Recently I penned a piece about my youngest son Zach, who is on the milder end of the spectrum. I wrote about how he now is only on a 504 plan, not in an inclusion classroom, and doing well both academically and socially. I spoke about the many things that contributed to this outcome, the teachers, therapists, and love that went into helping our boy be as happy and independent as he can possibly be. I explained that my delight had not to do with his ability to engage in the trappings of a more neurotypical life, but that he was now able to participate in so many of the activities he always wanted to be a part of, and that this year more than any other, he was happy. I had many wonderful and supportive comments after the piece was published, and of course, as always, there was one private comment which really stuck with me.
“Can you tell me how you got him there?”
Frankly, it would be fun to take all the credit. I could tell you about the hours of therapy I did with him before school started, the gluten-free casein-free diet (fake cheese is an abomination) we still strictly adhere to, the outside therapies and activities we’ve taken him to to allow him to stretch and grow. I could tell you about the eight million hours I spent reading on the internet and the books I devoured to help him in any way I could. I could wax on about the many times I reminded myself that Zach’s autism is different than Justin’s, and not to be wedded to anything we’d tried with our eldest, but to tailor our treatments to our youngest son’s needs.
I could tell you about the scrapbooks I made to help him talk again, but that would just be overkill.
The truth is I have two kids on the spectrum, one severe, one mild (I hate all the labels so I’m sticking with these). I will be perfectly honest with you and share that I did much more for Justin than I did for Zach, and yet my eldest is much more involved and my youngest could be president.
He’s on student council this year. He’s considering a run.
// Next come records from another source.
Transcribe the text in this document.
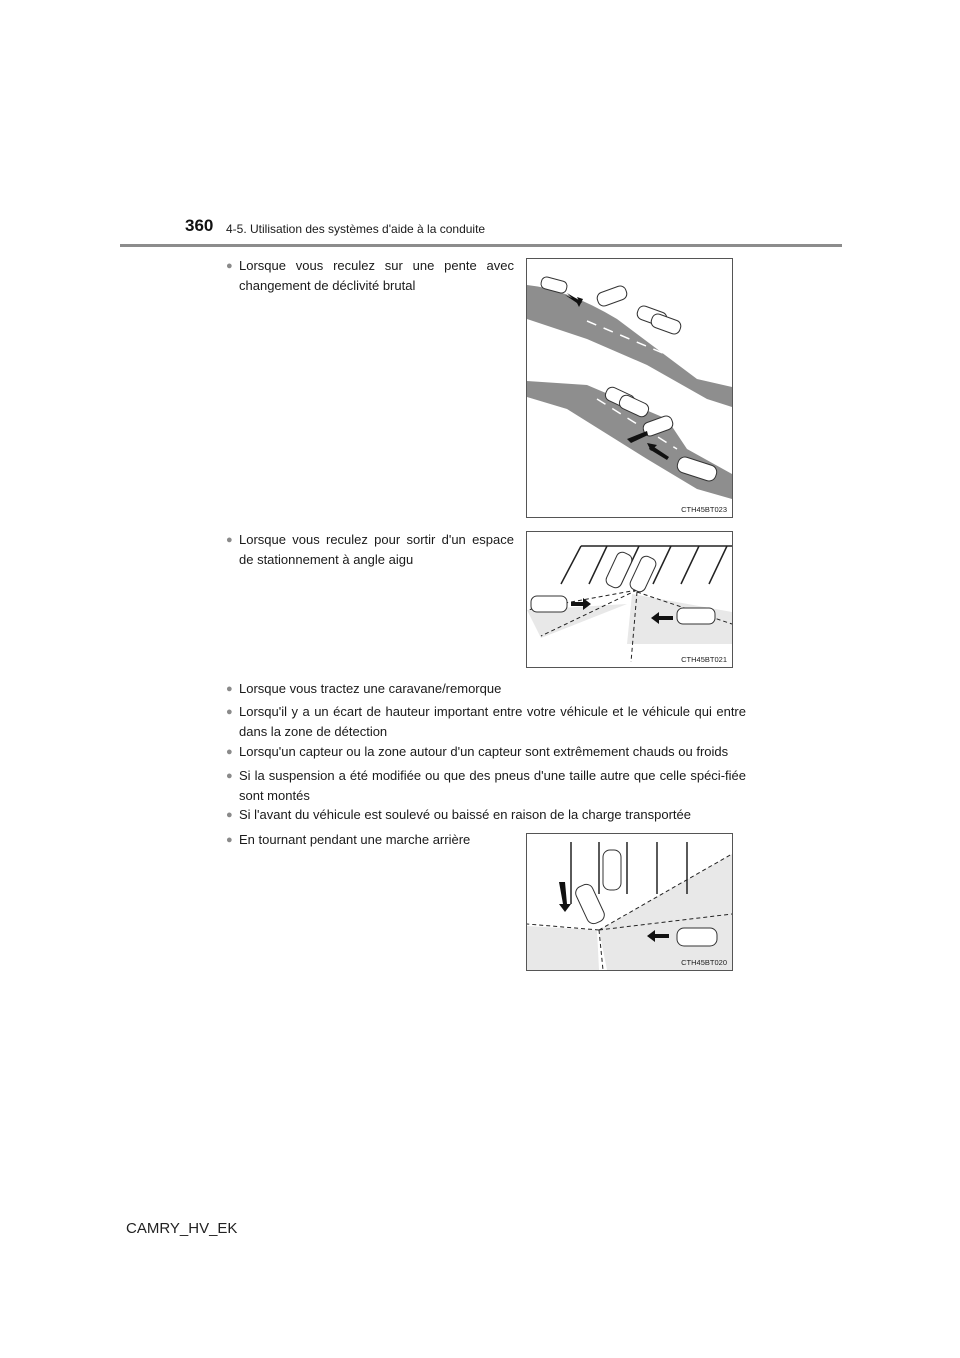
360 4-5. Utilisation des systèmes d'aide à la conduite
● Lorsque vous reculez sur une pente avec changement de déclivité brutal
CTH45BT023
● Lorsque vous reculez pour sortir d'un espace de stationnement à angle aigu
CTH45BT021
● Lorsque vous tractez une caravane/remorque
● Lorsqu'il y a un écart de hauteur important entre votre véhicule et le véhicule qui entre dans la zone de détection
● Lorsqu'un capteur ou la zone autour d'un capteur sont extrêmement chauds ou froids
● Si la suspension a été modifiée ou que des pneus d'une taille autre que celle spéci-fiée sont montés
● Si l'avant du véhicule est soulevé ou baissé en raison de la charge transportée
● En tournant pendant une marche arrière
CTH45BT020
CAMRY_HV_EK
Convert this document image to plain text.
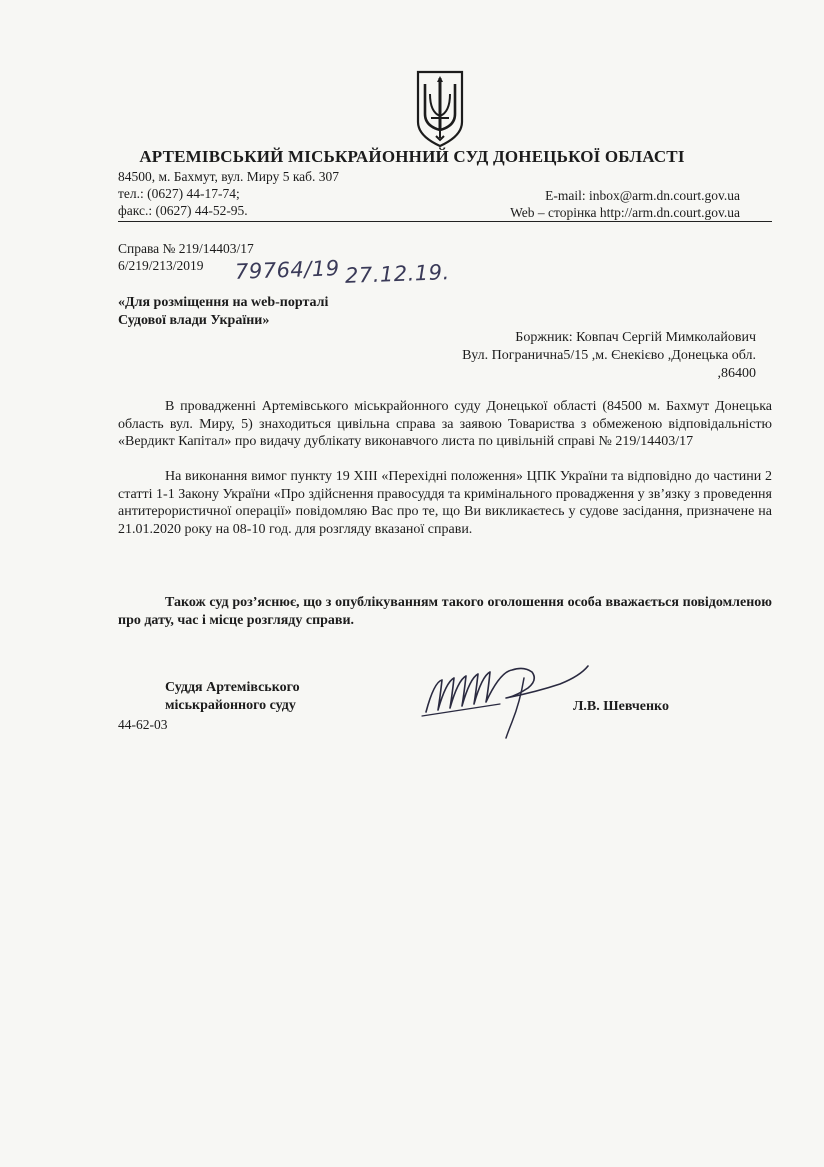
АРТЕМІВСЬКИЙ МІСЬКРАЙОННИЙ СУД ДОНЕЦЬКОЇ ОБЛАСТІ
84500, м. Бахмут, вул. Миру 5 каб. 307
тел.: (0627) 44-17-74;
факс.: (0627) 44-52-95.
E-mail: inbox@arm.dn.court.gov.ua
Web – сторінка http://arm.dn.court.gov.ua
Справа № 219/14403/17
6/219/213/2019 79764/19 27.12.19.
«Для розміщення на web-порталі
Судової влади України»
Боржник: Ковпач Сергій Мимколайович
Вул. Погранична5/15 ,м. Єнекієво ,Донецька обл.
,86400
В провадженні Артемівського міськрайонного суду Донецької області (84500 м. Бахмут Донецька область вул. Миру, 5) знаходиться цивільна справа за заявою Товариства з обмеженою відповідальністю «Вердикт Капітал» про видачу дублікату виконавчого листа по цивільній справі № 219/14403/17
На виконання вимог пункту 19 ХІІІ «Перехідні положення» ЦПК України та відповідно до частини 2 статті 1-1 Закону України «Про здійснення правосуддя та кримінального провадження у зв’язку з проведення антитерористичної операції» повідомляю Вас про те, що Ви викликаєтесь у судове засідання, призначене на 21.01.2020 року на 08-10 год. для розгляду вказаної справи.
Також суд роз’яснює, що з опублікуванням такого оголошення особа вважається повідомленою про дату, час і місце розгляду справи.
Суддя Артемівського
міськрайонного суду
44-62-03
Л.В. Шевченко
Justin was diagnosed at the tender age of seventeen months, which back in 2004 was basically unheard of. At the time insurance did not pay for ABA services, and Early Intervention in Virginia was a joke, so since I knew that it would be almost two more years until he went to school I hunkered down and did the therapy myself. I cranked out thirty weekly ABA hours with a mostly compliant kid until we moved to New Jersey eighteen months later and walked gratefully into eighty hours a month of therapy (compared to Virginia’s eight). Justin was an only child all that time, and I am not kidding when I tell you I took every “teachable moment” as gospel.
As Erin Brockovitch would say, I was really quite tired.Ten years later my teen is (mostly) happy, does beautifully in school, and when not engaged in severe OCD-behavior is a delight and a joy.
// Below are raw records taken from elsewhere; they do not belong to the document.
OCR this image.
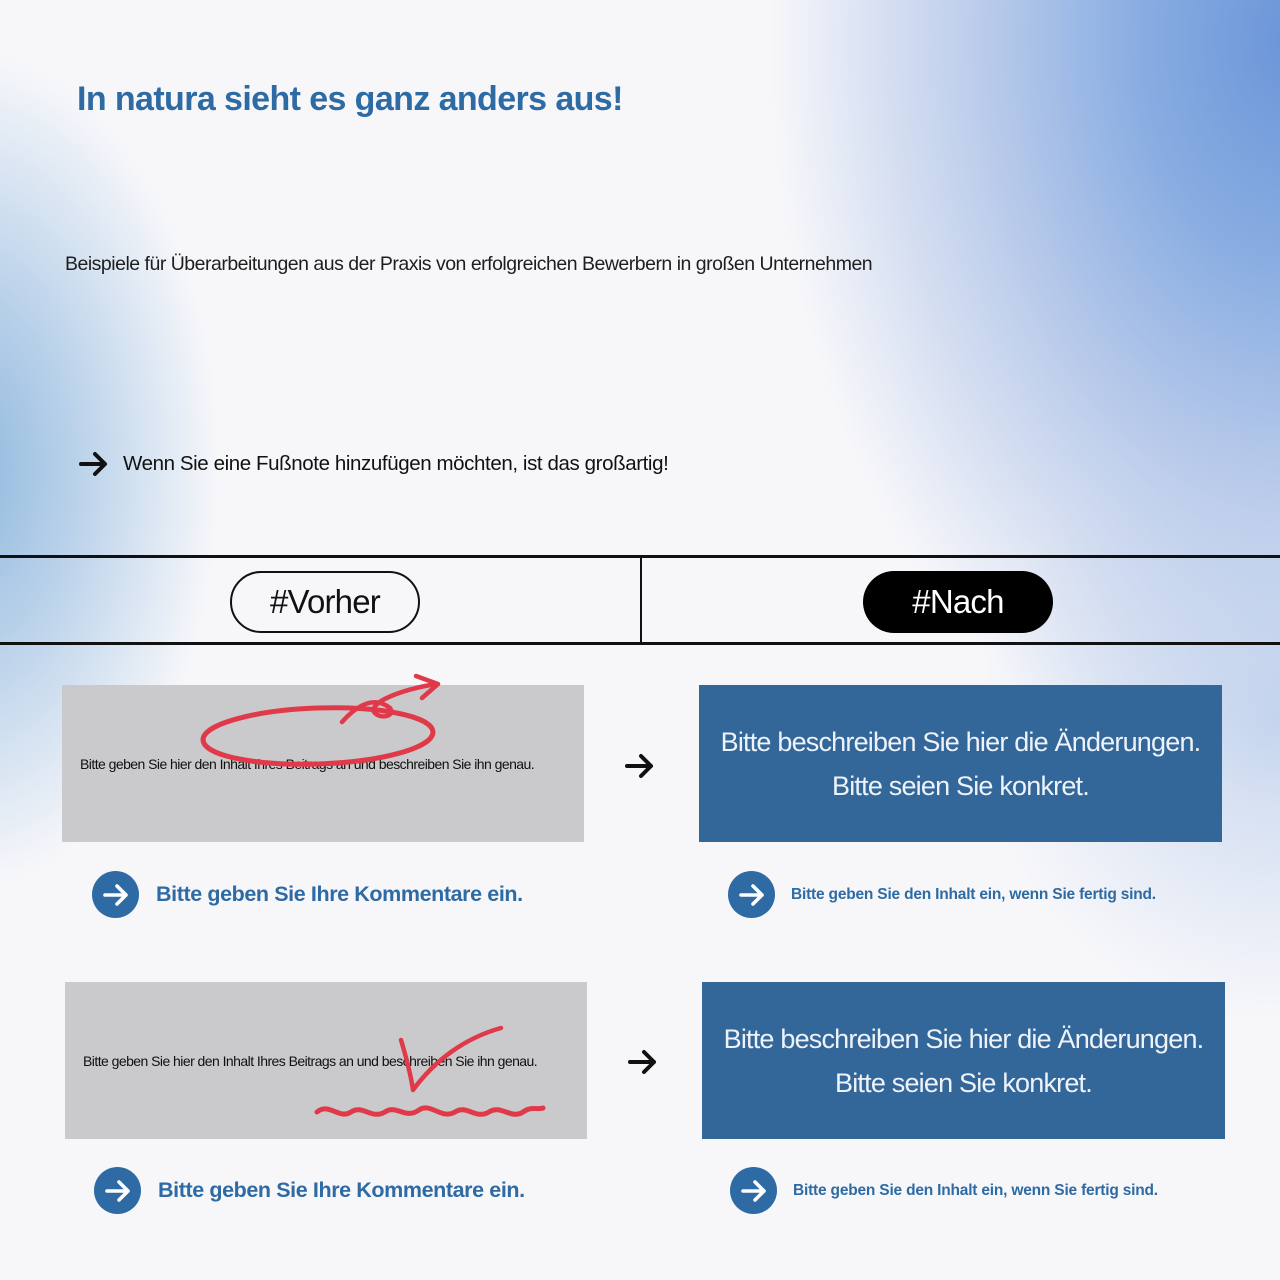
In natura sieht es ganz anders aus!
Beispiele für Überarbeitungen aus der Praxis von erfolgreichen Bewerbern in großen Unternehmen
Wenn Sie eine Fußnote hinzufügen möchten, ist das großartig!
#Vorher	#Nach
Bitte geben Sie hier den Inhalt Ihres Beitrags an und beschreiben Sie ihn genau.
Bitte beschreiben Sie hier die Änderungen.
Bitte seien Sie konkret.
Bitte geben Sie Ihre Kommentare ein.	Bitte geben Sie den Inhalt ein, wenn Sie fertig sind.
Bitte geben Sie hier den Inhalt Ihres Beitrags an und beschreiben Sie ihn genau.
Bitte beschreiben Sie hier die Änderungen.
Bitte seien Sie konkret.
Bitte geben Sie Ihre Kommentare ein.	Bitte geben Sie den Inhalt ein, wenn Sie fertig sind.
He will never drive, go to college, or live independently despite the eighty million hours of therapy and the hard work of everyone who helped us from his toddler years on. He has a few words now but mostly communicates with a device, and the words he has are hard to understand. He’s progressed to the best of his ability, and I am confident he will to continue to do so.
And just because he’s not following his brother’s life trajectory it doesn’t mean we’ve failed him.
I will go to my dying day wishing Justin would be able to take care of himself after his parents’ death. Now that he’s so happy it is probably the one thing left that keeps me up nights. But I know that all of us, him especially, have done the best we could to enable him to be his most independent self.
Honestly I can’t tell you why one of my kids will need lifetime care and the other is not even classified as a special education student anymore, but I can tell you this. We can throw therapy and diets and medications and boundless love at our kids, and all of it will help. In the end however it’s really up to them the progress they make, what their long-term life trajectory will look like (and for any parents starting out, you absolutely cannot know that when they’re three).
The truth is (and this is true of any kid) so much of what they’re able to achieve is up to them, and that includes both ability and motivation, which I can contest from a dozen years in the classroom are equally important. They will do what they can, and accepting that has brought me a great deal of peace over the years.
And at the end of the day, I’m sure we could all use some peace.